The supply grid is based on three phase since that is the most efficient in terms of generation and delivery. Using a 9 phase grid for example would require running 9 wires for the entire distribution grid, not cost effective.
The higher order motors mentioned don't use line generated phases. Stepper motors use more phases for finer control. High order polyphase rectifiers are designed often with more 'phases', to reduce ripple, but the phases are generated locally by phase-shifting the line input by some means, either direct LC shifting, or by using a motor-generator set.
When you have single phase power distribution, you need one phase and one return, both carrying the same current.
If you now instead use symmetrical three phase power, you use three phases with a third of the current carrying capability, and you can get rid of the neutral. This simply saves some money in copper. If you now add more phases, you can not save any more copper, but only add complexity.

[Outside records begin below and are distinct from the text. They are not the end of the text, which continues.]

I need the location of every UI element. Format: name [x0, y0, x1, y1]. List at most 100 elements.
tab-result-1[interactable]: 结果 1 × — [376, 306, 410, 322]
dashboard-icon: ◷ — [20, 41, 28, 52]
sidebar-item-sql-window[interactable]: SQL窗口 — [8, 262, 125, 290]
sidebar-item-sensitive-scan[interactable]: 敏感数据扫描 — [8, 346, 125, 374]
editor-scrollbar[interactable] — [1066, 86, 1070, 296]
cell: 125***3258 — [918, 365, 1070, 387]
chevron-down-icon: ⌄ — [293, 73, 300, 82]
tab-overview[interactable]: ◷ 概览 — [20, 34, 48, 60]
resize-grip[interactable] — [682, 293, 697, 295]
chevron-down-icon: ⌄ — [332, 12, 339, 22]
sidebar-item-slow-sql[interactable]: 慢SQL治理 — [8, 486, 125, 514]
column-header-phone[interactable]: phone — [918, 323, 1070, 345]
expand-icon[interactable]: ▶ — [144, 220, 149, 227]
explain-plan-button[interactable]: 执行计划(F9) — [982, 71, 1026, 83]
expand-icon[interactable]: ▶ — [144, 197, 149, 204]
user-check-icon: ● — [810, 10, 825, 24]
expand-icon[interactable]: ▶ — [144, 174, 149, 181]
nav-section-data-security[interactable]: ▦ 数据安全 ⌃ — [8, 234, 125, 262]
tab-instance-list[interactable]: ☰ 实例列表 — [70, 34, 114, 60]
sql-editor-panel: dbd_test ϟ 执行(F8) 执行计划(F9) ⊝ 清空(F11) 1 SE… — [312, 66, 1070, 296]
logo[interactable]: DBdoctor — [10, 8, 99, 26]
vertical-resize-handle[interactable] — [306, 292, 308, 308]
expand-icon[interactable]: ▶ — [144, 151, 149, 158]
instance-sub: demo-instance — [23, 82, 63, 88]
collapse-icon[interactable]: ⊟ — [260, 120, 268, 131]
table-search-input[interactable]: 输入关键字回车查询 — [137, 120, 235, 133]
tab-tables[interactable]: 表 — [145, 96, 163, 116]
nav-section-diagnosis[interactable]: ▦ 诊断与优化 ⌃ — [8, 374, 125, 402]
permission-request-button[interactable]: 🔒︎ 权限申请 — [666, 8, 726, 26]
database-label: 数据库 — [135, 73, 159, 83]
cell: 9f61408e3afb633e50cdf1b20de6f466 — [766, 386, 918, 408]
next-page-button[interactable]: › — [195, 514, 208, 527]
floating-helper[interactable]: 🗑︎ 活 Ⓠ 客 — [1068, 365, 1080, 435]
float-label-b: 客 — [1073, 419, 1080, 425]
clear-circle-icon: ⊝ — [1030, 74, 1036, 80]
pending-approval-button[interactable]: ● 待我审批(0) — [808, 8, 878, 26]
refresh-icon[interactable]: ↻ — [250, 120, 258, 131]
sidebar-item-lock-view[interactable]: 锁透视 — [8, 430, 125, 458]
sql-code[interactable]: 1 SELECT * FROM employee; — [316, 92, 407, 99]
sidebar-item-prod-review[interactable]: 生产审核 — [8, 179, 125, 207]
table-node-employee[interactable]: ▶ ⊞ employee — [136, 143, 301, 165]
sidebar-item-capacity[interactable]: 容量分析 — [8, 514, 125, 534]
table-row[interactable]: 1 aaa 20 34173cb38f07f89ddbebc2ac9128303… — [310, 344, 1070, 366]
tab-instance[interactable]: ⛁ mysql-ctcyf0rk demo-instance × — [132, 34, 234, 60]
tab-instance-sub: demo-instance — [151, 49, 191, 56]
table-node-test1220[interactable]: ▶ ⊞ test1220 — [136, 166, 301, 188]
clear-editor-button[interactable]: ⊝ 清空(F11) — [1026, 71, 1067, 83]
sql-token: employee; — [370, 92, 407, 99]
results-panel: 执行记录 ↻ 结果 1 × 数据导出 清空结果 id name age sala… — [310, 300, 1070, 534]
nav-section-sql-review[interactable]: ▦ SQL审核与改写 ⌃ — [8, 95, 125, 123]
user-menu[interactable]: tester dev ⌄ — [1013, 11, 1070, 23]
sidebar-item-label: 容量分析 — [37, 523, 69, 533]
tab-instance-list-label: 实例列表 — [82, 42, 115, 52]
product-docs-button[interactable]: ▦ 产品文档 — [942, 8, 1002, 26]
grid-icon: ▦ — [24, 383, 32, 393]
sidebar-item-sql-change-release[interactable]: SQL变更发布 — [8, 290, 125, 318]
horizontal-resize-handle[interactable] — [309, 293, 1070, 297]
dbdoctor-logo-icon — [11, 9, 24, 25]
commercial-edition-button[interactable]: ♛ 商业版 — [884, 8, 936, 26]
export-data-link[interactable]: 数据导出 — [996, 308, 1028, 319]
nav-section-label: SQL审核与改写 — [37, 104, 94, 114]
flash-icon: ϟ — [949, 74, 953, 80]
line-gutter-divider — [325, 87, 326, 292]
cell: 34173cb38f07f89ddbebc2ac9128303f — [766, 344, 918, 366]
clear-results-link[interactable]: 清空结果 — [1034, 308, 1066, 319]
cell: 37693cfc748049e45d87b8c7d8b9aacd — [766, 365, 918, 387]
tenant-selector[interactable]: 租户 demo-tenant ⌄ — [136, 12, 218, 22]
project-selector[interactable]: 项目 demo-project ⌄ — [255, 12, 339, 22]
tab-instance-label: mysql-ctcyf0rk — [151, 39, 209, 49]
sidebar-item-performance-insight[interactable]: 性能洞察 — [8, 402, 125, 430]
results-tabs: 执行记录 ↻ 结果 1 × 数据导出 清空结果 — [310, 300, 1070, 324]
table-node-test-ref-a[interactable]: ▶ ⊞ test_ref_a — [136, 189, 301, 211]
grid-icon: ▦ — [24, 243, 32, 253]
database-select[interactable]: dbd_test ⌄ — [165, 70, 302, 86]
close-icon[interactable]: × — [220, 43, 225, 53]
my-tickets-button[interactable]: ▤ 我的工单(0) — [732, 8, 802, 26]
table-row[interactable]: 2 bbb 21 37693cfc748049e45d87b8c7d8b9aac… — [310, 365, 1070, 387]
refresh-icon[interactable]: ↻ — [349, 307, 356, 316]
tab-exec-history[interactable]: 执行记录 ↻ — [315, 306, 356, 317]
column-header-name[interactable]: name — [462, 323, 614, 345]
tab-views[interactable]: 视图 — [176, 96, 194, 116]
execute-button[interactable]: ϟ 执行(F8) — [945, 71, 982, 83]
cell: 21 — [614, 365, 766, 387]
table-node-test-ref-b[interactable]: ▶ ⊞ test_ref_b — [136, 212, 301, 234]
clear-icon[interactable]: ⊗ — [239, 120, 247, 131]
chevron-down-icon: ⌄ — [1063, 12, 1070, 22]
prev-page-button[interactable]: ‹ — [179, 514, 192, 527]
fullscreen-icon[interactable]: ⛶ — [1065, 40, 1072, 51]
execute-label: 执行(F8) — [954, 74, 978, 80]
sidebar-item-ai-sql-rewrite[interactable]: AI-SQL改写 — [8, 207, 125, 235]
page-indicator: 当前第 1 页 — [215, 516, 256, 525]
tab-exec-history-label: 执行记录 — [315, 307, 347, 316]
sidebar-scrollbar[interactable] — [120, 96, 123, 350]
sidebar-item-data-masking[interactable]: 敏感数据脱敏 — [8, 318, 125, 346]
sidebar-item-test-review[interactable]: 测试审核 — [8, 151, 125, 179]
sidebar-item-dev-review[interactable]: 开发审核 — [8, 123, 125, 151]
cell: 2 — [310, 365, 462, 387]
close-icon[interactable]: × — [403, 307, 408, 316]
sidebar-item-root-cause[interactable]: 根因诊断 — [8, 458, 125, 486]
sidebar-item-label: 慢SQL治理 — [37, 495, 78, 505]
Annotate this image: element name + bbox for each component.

If you have asymmetrical three phase power, you can not get rid of the neutral, but it does not need to be able to handle all the combined current of all three phases in return. Again some copper saved. Adding more phases though will not reduce the copper needed for the neutral that much.

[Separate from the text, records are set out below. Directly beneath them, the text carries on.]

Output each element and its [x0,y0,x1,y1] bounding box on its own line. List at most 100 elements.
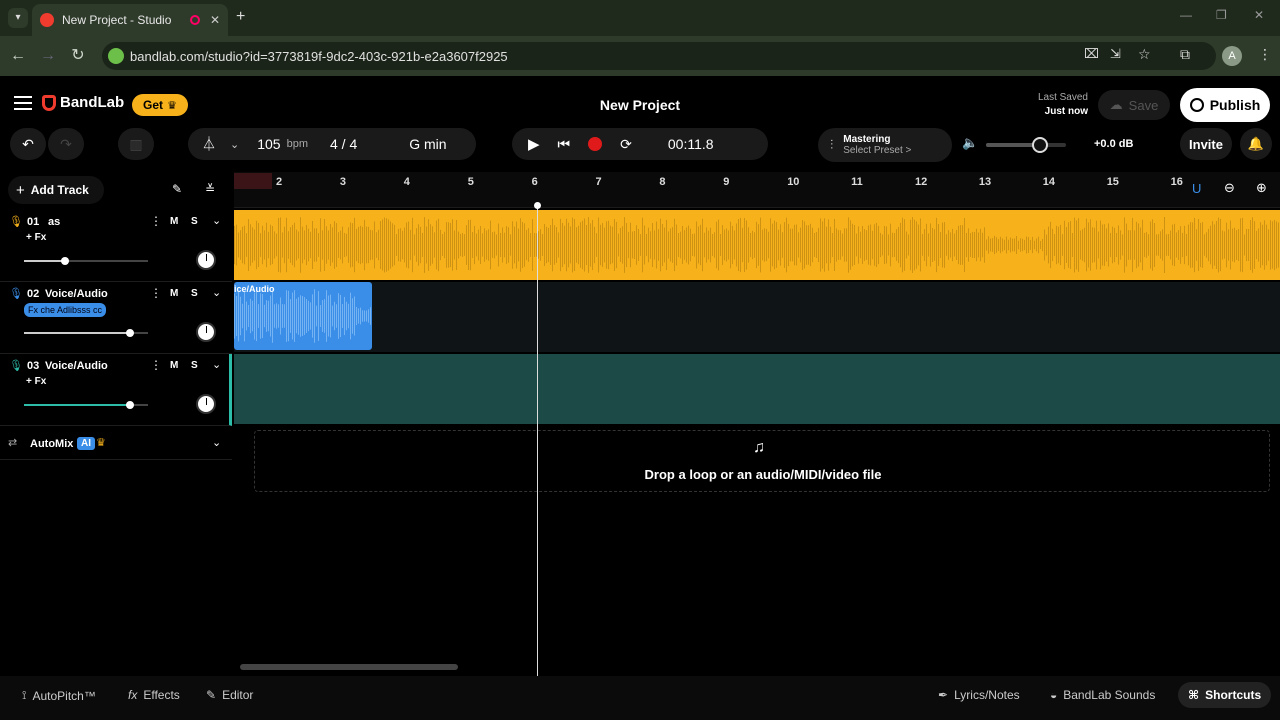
play-icon[interactable]: ▶ [528,135,540,153]
master-db: +0.0 dB [1094,138,1134,150]
undo-button[interactable]: ↶ [10,128,46,160]
chevron-down-icon[interactable]: ⌄ [212,286,221,299]
project-title[interactable]: New Project [560,97,720,113]
lyrics-notes-button[interactable]: ✒ Lyrics/Notes [938,688,1020,702]
redo-button[interactable]: ↷ [48,128,84,160]
bandlab-sounds-button[interactable]: ◒ BandLab Sounds [1050,688,1155,702]
time-signature[interactable]: 4 / 4 [330,136,357,152]
fx-button[interactable]: + Fx [26,376,46,387]
tab-search-icon[interactable]: ▾ [8,8,28,28]
track-header-2[interactable]: 🎙 02 Voice/Audio ⋮ M S ⌄ Fx che Adlibsss… [0,282,232,354]
chevron-down-icon[interactable]: ⌄ [212,214,221,227]
playhead-handle[interactable] [534,202,541,209]
close-tab-icon[interactable]: ✕ [210,13,220,27]
pan-knob[interactable] [196,322,216,342]
solo-button[interactable]: S [191,288,198,299]
record-icon[interactable] [588,137,603,151]
minimize-icon[interactable]: — [1180,8,1192,22]
save-button[interactable]: ☁ Save [1098,90,1170,120]
timeline-ruler[interactable] [234,172,1280,208]
bookmark-star-icon[interactable]: ☆ [1138,46,1151,63]
mastering-button[interactable]: ⫶ Mastering Select Preset > [818,128,952,162]
fx-chain-badge[interactable]: Fx che Adlibsss cc [24,303,107,317]
bandlab-favicon [40,13,54,27]
editor-button[interactable]: ✎ Editor [206,688,253,702]
hamburger-menu-icon[interactable] [14,96,32,110]
piano-keys-button[interactable]: ▥ [118,128,154,160]
reload-icon[interactable]: ↻ [66,44,90,68]
track-header-1[interactable]: 🎙 01 as ⋮ M S ⌄ + Fx [0,210,232,282]
new-tab-icon[interactable]: + [236,8,245,26]
add-track-button[interactable]: + Add Track [8,176,104,204]
chevron-down-icon[interactable]: ⌄ [230,138,239,151]
pan-knob[interactable] [196,394,216,414]
chevron-down-icon[interactable]: ⌄ [212,436,221,449]
solo-button[interactable]: S [191,360,198,371]
track-lane-3[interactable] [234,354,1280,424]
track-menu-icon[interactable]: ⋮ [150,286,162,300]
tempo-value[interactable]: 105 [257,136,280,152]
track-volume-slider[interactable] [24,257,148,265]
url-field[interactable]: bandlab.com/studio?id=3773819f-9dc2-403c… [102,42,1216,70]
media-off-icon[interactable]: ⌧ [1084,46,1099,62]
publish-button[interactable]: Publish [1180,88,1270,122]
site-info-icon[interactable] [108,48,124,64]
loop-icon[interactable]: ⟳ [620,136,632,153]
track-volume-slider[interactable] [24,401,148,409]
mic-icon: 🎙 [9,216,23,228]
track-volume-slider[interactable] [24,329,148,337]
horizontal-scrollbar[interactable] [240,664,458,670]
get-membership-button[interactable]: Get ♛ [132,94,188,116]
forward-icon[interactable]: → [36,44,60,68]
publish-label: Publish [1209,97,1261,113]
master-volume-thumb[interactable] [1032,137,1048,153]
close-window-icon[interactable]: ✕ [1254,8,1264,22]
skip-back-icon[interactable]: ⏮ [558,136,571,153]
mute-button[interactable]: M [170,360,178,371]
chevron-down-icon[interactable]: ⌄ [212,358,221,371]
shortcuts-button[interactable]: ⌘ Shortcuts [1178,682,1272,708]
autopitch-button[interactable]: ⟟ AutoPitch™ [22,688,96,703]
automix-row[interactable]: ⇄ AutoMix AI ♛ ⌄ [0,430,232,460]
automation-icon[interactable]: ✎ [172,182,182,196]
track-name[interactable]: as [48,216,60,228]
browser-tab[interactable]: New Project - Studio ✕ [32,4,228,36]
profile-avatar[interactable]: A [1222,46,1242,66]
solo-button[interactable]: S [191,216,198,227]
bandlab-logo[interactable]: BandLab [42,94,124,111]
fx-button[interactable]: + Fx [26,232,46,243]
bell-icon[interactable]: 🔔 [1240,128,1272,160]
invite-button[interactable]: Invite [1180,128,1232,160]
track-menu-icon[interactable]: ⋮ [150,214,162,228]
maximize-icon[interactable]: ❐ [1216,8,1227,22]
drop-zone-text: Drop a loop or an audio/MIDI/video file [644,467,882,482]
drop-zone[interactable]: ♫ Drop a loop or an audio/MIDI/video fil… [254,430,1270,492]
effects-button[interactable]: fx Effects [128,688,180,702]
track-lane-1[interactable] [234,210,1280,280]
track-lane-2[interactable] [234,282,1280,352]
zoom-out-icon[interactable]: ⊖ [1224,180,1235,196]
metronome-icon[interactable]: ⏃ [202,134,216,154]
snap-magnet-icon[interactable]: U [1192,181,1201,196]
speaker-icon[interactable]: 🔈 [962,135,978,151]
key-value[interactable]: G min [409,136,446,152]
autopitch-icon: ⟟ [22,688,27,702]
master-volume-slider[interactable] [986,137,1066,153]
playhead[interactable] [537,204,538,676]
loop-region-marker[interactable] [234,173,272,189]
install-app-icon[interactable]: ⇲ [1110,46,1121,62]
track-header-3[interactable]: 🎙 03 Voice/Audio ⋮ M S ⌄ + Fx [0,354,232,426]
mute-button[interactable]: M [170,288,178,299]
extensions-icon[interactable]: ⧉ [1180,46,1190,63]
menu-kebab-icon[interactable]: ⋮ [1258,46,1272,63]
last-saved-value: Just now [1044,106,1088,117]
track-name[interactable]: Voice/Audio [45,288,108,300]
zoom-in-icon[interactable]: ⊕ [1256,180,1267,196]
mute-button[interactable]: M [170,216,178,227]
pan-knob[interactable] [196,250,216,270]
back-icon[interactable]: ← [6,44,30,68]
track-name[interactable]: Voice/Audio [45,360,108,372]
track-menu-icon[interactable]: ⋮ [150,358,162,372]
tracks-settings-icon[interactable]: ≚ [205,182,215,196]
audio-clip-2[interactable]: ice/Audio [234,282,372,350]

So yes, in the end it is more cost for virtually no gain in the average application. So you will only find more than three phases for very special things.
Three is the lowest number of phases which are equally spaced around the circle, and which can be used to create a rotating magnetic field in a given direction.
Any more phases just require more wires, and more windings in an induction motor.
Two phases can set up a rotating magnetic field if they are 90 degrees apart ("quadrature"). Quadrature-generating tricks like run capacitors are used with induction motors that run off single phase power.
Two phase power turns out not to have advantages. Motors run more smoothly on three phases, and balanced two phase requires four conductors whereas three phase requires only three. That is to say, we can link a three phase generator with a three phase induction motor using exactly three wires. Three-wire two-phase is possible, but it won't be balanced. Two of the conductors will carry the phases, and the third conductor acts as the neutral. This means that one wire has to handle more current since it is acting as a return for the other two. The three conductors under three phase all carry the same current: they are balanced.
For all these reasons, three phases represents an optimum. If it is a given that electricity is used for induction motors, more than three phases is wasteful, and so is fewer than three.
However, two-phases systems have been used, as well as higher order phase systems, like six and twelve phase, continue to be because they have some special advantages.